2. A documentary film directed by Houda Benyamina, the director of divine
Presented in a special screening on May 26 at the 75th Cannes Film Festival, Salam revealed on the Croisette without Diam’s to defend it. And if many wondered whether she should come or not to the event, the rapper, who nevertheless gave a long interview to the media Brut, can count on Houda Benyamina and Anne Cissé talking about it for her. Because his autobiographical documentary was written and directed with six hands, with the precious help of a filmmaker already used to Cannes and a screenwriter to whom we owe the scripts for the Netflix series. Vampires and Lupine. Tributed in 2016 for divine, a film for which she won the Camera d’or in Cannes, Houda Benyamina had already become known for her association Mille Visages, created in 2006 and working for access to culture for young people in suburbs and rural areas. In 2020, during the first incarceration, she returned to the scene with Eddyen, an international Netflix series produced at the instigation of American Damien Chazelle (La La Land). To him to whom we owe the tube Dumplingen (2006) she imagined an intimate film similar to the former rapper, which looks back on moments of her life through testimonies from her loved ones: each scene is captured in close-up and the faces of the interviewees – who knows the rapper for years – has been surrounded by a black background, which obscured.
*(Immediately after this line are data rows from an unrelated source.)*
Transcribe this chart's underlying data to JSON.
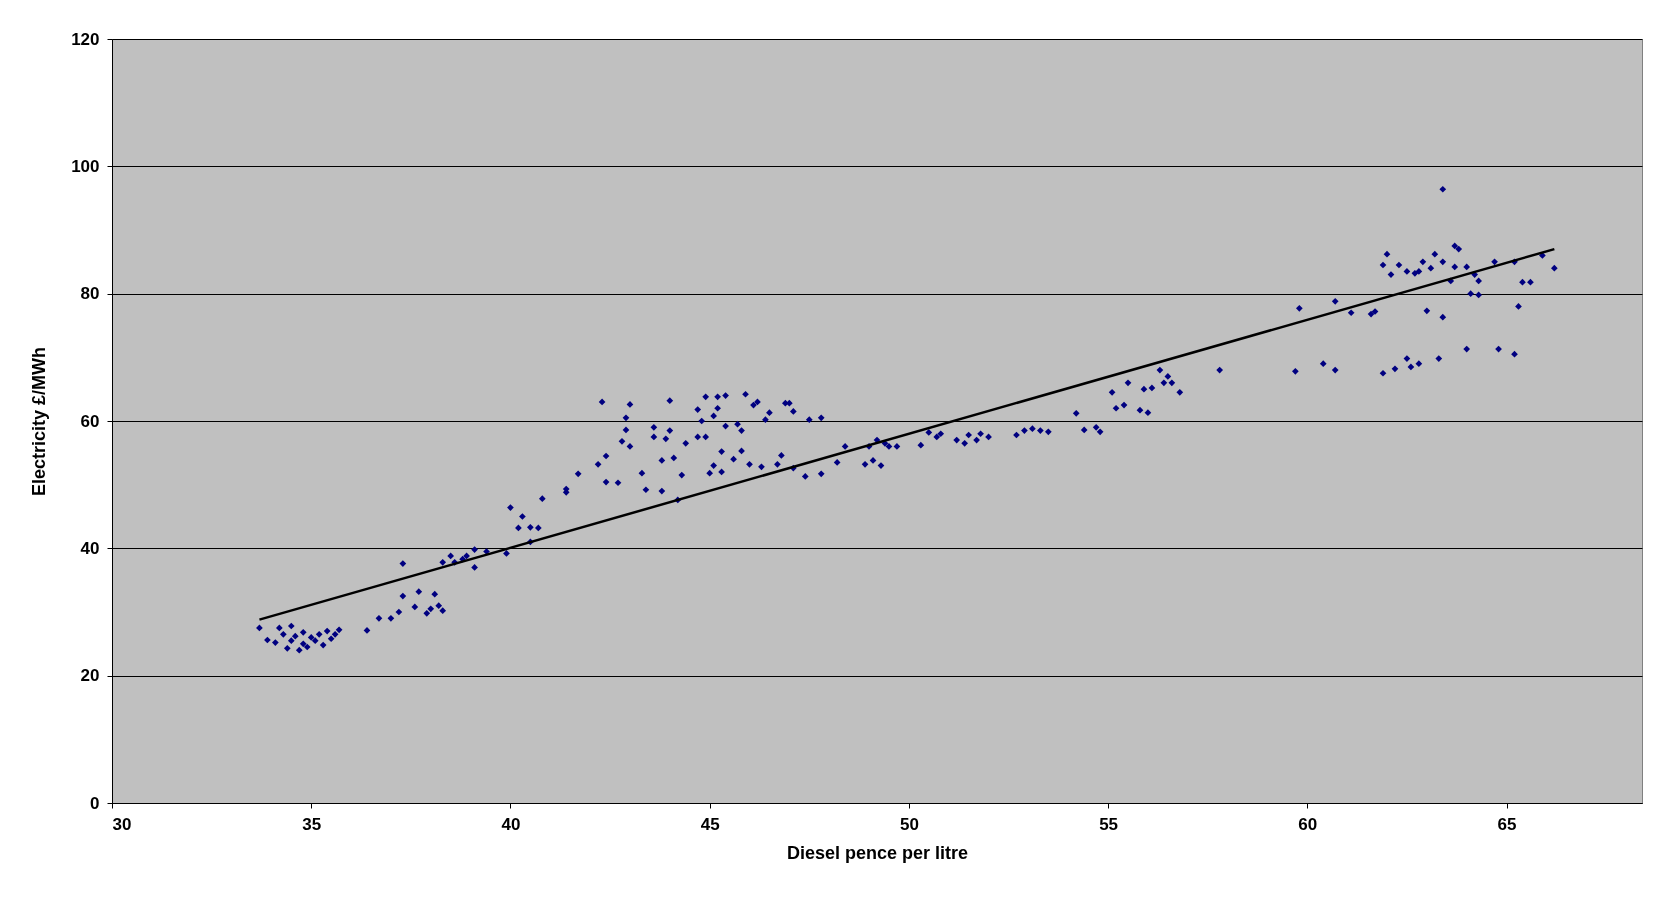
{
  "chart_data": {
    "type": "scatter",
    "xlabel": "Diesel pence per litre",
    "ylabel": "Electricity £/MWh",
    "xlim": [
      30,
      68.4
    ],
    "xticks": [
      30,
      35,
      40,
      45,
      50,
      55,
      60,
      65
    ],
    "ylim": [
      0,
      120
    ],
    "yticks": [
      0,
      20,
      40,
      60,
      80,
      100,
      120
    ],
    "grid": "y",
    "series": [
      {
        "color": "#000080",
        "marker": "diamond",
        "x": [
          33.7,
          33.9,
          34.1,
          34.2,
          34.3,
          34.4,
          34.5,
          34.5,
          34.6,
          34.7,
          34.8,
          34.8,
          34.9,
          35.0,
          35.1,
          35.2,
          35.3,
          35.4,
          35.5,
          35.6,
          35.7,
          36.4,
          36.7,
          37.0,
          37.2,
          37.3,
          37.3,
          37.6,
          37.7,
          37.9,
          38.0,
          38.1,
          38.2,
          38.3,
          38.3,
          38.5,
          38.6,
          38.8,
          38.9,
          39.1,
          39.1,
          39.4,
          39.9,
          40.0,
          40.2,
          40.3,
          40.5,
          40.5,
          40.7,
          40.8,
          41.4,
          41.4,
          41.7,
          42.2,
          42.3,
          42.4,
          42.4,
          42.7,
          42.8,
          42.9,
          42.9,
          43.0,
          43.0,
          43.3,
          43.4,
          43.6,
          43.6,
          43.8,
          43.8,
          43.9,
          44.0,
          44.0,
          44.1,
          44.2,
          44.3,
          44.4,
          44.7,
          44.7,
          44.8,
          44.9,
          44.9,
          45.0,
          45.1,
          45.1,
          45.2,
          45.2,
          45.3,
          45.3,
          45.4,
          45.4,
          45.6,
          45.7,
          45.8,
          45.8,
          45.9,
          46.0,
          46.1,
          46.2,
          46.3,
          46.4,
          46.5,
          46.7,
          46.8,
          46.9,
          47.0,
          47.1,
          47.1,
          47.4,
          47.5,
          47.8,
          47.8,
          48.2,
          48.4,
          48.9,
          49.0,
          49.1,
          49.2,
          49.3,
          49.4,
          49.5,
          49.7,
          50.3,
          50.5,
          50.7,
          50.8,
          51.2,
          51.4,
          51.5,
          51.7,
          51.8,
          52.0,
          52.7,
          52.9,
          53.1,
          53.3,
          53.5,
          54.2,
          54.4,
          54.7,
          54.8,
          55.1,
          55.2,
          55.4,
          55.5,
          55.8,
          55.9,
          56.0,
          56.1,
          56.3,
          56.4,
          56.5,
          56.6,
          56.8,
          57.8,
          59.7,
          59.8,
          60.4,
          60.7,
          60.7,
          61.1,
          61.6,
          61.7,
          61.9,
          61.9,
          62.0,
          62.1,
          62.2,
          62.3,
          62.5,
          62.5,
          62.6,
          62.7,
          62.8,
          62.8,
          62.9,
          63.0,
          63.1,
          63.2,
          63.3,
          63.4,
          63.4,
          63.4,
          63.6,
          63.7,
          63.7,
          63.8,
          64.0,
          64.0,
          64.1,
          64.2,
          64.3,
          64.3,
          64.7,
          64.8,
          65.2,
          65.2,
          65.3,
          65.4,
          65.6,
          65.9,
          66.2
        ],
        "values": [
          27.5,
          25.6,
          25.2,
          27.5,
          26.5,
          24.3,
          27.8,
          25.5,
          26.2,
          24.0,
          25.0,
          26.8,
          24.5,
          26.0,
          25.5,
          26.5,
          24.8,
          27.0,
          25.8,
          26.5,
          27.2,
          27.1,
          29.0,
          29.0,
          30.0,
          32.5,
          37.6,
          30.8,
          33.2,
          29.8,
          30.5,
          32.8,
          31.0,
          30.2,
          37.8,
          38.8,
          37.8,
          38.3,
          38.8,
          37.0,
          39.8,
          39.5,
          39.2,
          46.4,
          43.2,
          45.0,
          41.0,
          43.3,
          43.2,
          47.8,
          48.8,
          49.3,
          51.7,
          53.2,
          63.0,
          54.5,
          50.4,
          50.3,
          56.8,
          60.5,
          58.6,
          62.6,
          56.0,
          51.8,
          49.2,
          59.0,
          57.5,
          49.0,
          53.8,
          57.2,
          58.5,
          63.2,
          54.2,
          47.6,
          51.5,
          56.5,
          57.5,
          61.8,
          60.0,
          57.5,
          63.8,
          51.8,
          53.0,
          60.8,
          62.0,
          63.8,
          55.2,
          52.0,
          59.2,
          64.0,
          54.0,
          59.5,
          58.5,
          55.3,
          64.2,
          53.2,
          62.5,
          63.0,
          52.8,
          60.2,
          61.3,
          53.2,
          54.6,
          62.8,
          62.8,
          61.5,
          52.6,
          51.3,
          60.2,
          51.7,
          60.5,
          53.5,
          56.0,
          53.2,
          56.0,
          53.8,
          57.0,
          53.0,
          56.5,
          56.0,
          56.0,
          56.2,
          58.2,
          57.5,
          58.0,
          57.0,
          56.5,
          57.8,
          57.0,
          58.0,
          57.5,
          57.8,
          58.5,
          58.8,
          58.5,
          58.3,
          61.2,
          58.6,
          59.0,
          58.3,
          64.5,
          62.0,
          62.5,
          66.0,
          61.7,
          65.0,
          61.3,
          65.2,
          68.0,
          66.0,
          67.0,
          66.0,
          64.5,
          68.0,
          67.8,
          77.7,
          69.0,
          68.0,
          78.8,
          77.0,
          76.8,
          77.2,
          67.5,
          84.5,
          86.2,
          83.0,
          68.2,
          84.5,
          83.5,
          69.8,
          68.5,
          83.2,
          69.0,
          83.5,
          85.0,
          77.3,
          84.0,
          86.2,
          69.8,
          76.3,
          85.0,
          96.4,
          82.0,
          84.2,
          87.5,
          87.0,
          84.2,
          71.3,
          80.0,
          83.0,
          82.0,
          79.8,
          85.0,
          71.3,
          85.0,
          70.5,
          78.0,
          81.8,
          81.8,
          86.0,
          84.0
        ]
      },
      {
        "type": "line",
        "color": "#000000",
        "marker": "none",
        "line_style": "solid",
        "x": [
          33.7,
          66.2
        ],
        "values": [
          28.8,
          87.0
        ]
      }
    ]
  }
}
A testimony of depression, faith and … a promotion for the rapper association
While Diam slams during certain passages of the film, thus revealing some unpublished texts, above all, she wrote this documentary to finally expel the wounds caused by her media lynching at the announcement of her conversion to Islam. But if, in fact, she had already become a Muslim long before images of her veiled appeared in the press, she, who was demonized in the late 2000s and who ended up settling far from Paris, managed to climb up the slope thanks to faith and, we learn it in Hi, to his community involvement. The ex-rapper has set up an association, Big Up Project, which comes to the area of vulnerable children in Africa. We therefore see her in the picture visiting the residents of an orphanage that she helped build and seeing the improvement in the living conditions of the children who have grown up. Because Diam’s has not been unemployed for ten years: she is raising her three children and fighting to do good throughout the world. Moreover, if one wants to do the same, she warmly invites the audience at the end of the film to make a donation to her association.
Hi (2022) by Mélanie Diam’s, available on BrutX and in some cinemas on July 1st and 2nd.